Luke Curner, originally from Folkestone, Kent, was able to avoid isolation as he travelled from Helmstedt, Germany, where he lives with his wife and children.
The 36-year-old bought tickets for the match in 2019 as it falls on his birthday weekend and told the PA news agency: “I feel very privileged to be here I’m usually on the wrong end of these kind of situations.”
Hopefully the England fans here will do all they can to give the players a boost
Jack Francis, 20, from Southampton, travelled to Rome from France and said: “Obviously it’s nothing like the classic England away day you see on the telly, as apart from being able to hear English being spoken there is minimal English presence.

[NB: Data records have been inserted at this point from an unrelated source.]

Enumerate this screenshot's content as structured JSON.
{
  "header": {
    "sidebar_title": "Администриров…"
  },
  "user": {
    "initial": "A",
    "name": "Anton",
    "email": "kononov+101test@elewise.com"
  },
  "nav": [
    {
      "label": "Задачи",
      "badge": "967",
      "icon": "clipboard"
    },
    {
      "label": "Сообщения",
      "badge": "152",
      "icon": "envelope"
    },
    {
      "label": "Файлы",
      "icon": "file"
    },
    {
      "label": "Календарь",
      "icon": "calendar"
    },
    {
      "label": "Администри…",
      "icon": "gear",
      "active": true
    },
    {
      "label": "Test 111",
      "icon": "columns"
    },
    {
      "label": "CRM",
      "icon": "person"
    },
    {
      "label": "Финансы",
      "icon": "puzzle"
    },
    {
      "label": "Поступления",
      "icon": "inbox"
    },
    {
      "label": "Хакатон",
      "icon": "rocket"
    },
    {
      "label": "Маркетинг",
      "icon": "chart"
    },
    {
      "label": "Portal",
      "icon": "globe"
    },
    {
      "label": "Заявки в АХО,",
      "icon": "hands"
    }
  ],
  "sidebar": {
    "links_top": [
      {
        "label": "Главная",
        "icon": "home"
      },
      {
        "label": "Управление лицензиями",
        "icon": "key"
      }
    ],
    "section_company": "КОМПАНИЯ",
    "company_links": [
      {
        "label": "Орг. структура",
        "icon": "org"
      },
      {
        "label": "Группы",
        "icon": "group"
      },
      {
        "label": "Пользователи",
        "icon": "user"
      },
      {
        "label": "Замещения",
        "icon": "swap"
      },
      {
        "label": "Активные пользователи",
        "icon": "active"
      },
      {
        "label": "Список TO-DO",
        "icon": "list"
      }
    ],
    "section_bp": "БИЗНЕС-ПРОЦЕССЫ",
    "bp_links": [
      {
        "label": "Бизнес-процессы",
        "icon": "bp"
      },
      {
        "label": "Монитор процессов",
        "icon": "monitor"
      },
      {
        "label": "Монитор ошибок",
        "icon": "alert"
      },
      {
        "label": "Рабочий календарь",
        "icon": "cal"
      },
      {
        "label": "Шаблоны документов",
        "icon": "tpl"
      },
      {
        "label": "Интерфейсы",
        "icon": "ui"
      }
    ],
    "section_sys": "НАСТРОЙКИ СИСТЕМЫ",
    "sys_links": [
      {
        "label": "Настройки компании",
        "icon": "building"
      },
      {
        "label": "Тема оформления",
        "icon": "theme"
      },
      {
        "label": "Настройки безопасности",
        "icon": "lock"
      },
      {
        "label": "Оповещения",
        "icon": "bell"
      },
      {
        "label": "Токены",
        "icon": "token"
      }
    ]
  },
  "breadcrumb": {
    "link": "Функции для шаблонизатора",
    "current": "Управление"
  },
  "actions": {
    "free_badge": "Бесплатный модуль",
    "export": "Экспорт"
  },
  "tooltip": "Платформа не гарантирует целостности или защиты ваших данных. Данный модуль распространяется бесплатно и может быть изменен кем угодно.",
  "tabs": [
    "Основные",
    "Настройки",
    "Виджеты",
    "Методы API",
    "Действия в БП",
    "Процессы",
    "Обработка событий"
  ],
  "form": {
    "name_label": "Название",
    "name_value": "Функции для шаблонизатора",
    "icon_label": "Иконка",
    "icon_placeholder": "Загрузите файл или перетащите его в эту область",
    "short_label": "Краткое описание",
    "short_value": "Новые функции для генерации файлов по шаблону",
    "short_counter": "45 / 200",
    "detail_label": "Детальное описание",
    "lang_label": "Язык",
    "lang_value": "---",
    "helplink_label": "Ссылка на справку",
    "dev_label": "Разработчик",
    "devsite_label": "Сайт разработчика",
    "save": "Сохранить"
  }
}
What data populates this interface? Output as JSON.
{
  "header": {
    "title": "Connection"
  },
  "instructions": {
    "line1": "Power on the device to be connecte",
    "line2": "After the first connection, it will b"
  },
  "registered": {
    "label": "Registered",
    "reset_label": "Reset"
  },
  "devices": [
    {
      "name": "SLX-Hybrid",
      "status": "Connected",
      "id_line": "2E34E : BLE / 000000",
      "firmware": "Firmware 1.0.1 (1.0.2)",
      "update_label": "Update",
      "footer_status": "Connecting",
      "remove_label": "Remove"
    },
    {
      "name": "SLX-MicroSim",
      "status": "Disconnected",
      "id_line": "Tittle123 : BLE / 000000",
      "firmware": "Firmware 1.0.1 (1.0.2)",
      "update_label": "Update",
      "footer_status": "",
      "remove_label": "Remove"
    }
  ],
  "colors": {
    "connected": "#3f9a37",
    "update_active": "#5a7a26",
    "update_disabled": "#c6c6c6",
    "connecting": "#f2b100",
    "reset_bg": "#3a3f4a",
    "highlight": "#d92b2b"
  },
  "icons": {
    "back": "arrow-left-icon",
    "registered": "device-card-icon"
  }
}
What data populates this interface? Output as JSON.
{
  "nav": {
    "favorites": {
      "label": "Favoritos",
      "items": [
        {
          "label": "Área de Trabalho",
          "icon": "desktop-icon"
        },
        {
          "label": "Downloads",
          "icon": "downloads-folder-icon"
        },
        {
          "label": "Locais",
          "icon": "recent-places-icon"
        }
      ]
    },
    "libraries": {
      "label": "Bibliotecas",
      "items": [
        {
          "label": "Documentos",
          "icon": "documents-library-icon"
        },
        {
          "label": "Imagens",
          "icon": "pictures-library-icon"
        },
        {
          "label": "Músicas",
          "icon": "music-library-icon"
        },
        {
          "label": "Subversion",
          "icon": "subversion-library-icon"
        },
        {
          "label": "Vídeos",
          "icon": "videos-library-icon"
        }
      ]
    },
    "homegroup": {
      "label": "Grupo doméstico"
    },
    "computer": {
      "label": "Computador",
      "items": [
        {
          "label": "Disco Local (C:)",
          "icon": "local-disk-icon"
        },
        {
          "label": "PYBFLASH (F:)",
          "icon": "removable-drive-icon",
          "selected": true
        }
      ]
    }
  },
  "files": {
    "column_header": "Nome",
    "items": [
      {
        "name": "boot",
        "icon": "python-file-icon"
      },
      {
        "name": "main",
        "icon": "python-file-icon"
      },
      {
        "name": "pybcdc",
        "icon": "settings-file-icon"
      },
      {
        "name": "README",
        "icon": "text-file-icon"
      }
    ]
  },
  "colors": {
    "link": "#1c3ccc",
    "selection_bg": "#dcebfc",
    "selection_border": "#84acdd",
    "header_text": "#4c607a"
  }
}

“I feel really lucky and privileged to be here and hopefully everything goes smoothly with getting into the stadium.
“It feels very surreal, and hopefully it will be a memorable game which will be talked about for years to come if we go all the way.
“I’m feeling confident for the game especially if we play the way we did against Germany. But with the lack of home advantage it will be interesting to see how we play in our first away game of the tournament, but hopefully the England fans here will do all they can to give the players a boost.”
More than 60,000 football fans will be allowed to attend the semi-finals and final of Euro 2020 at Wembley if they have a negative Covid-19 test or prove they are double vaccinated.
This could lead to some of the largest crowds in the UK since the start of the pandemic.
All ticket holders will be required to have a negative coronavirus test or provide proof of two doses of a vaccine 14 days before a game.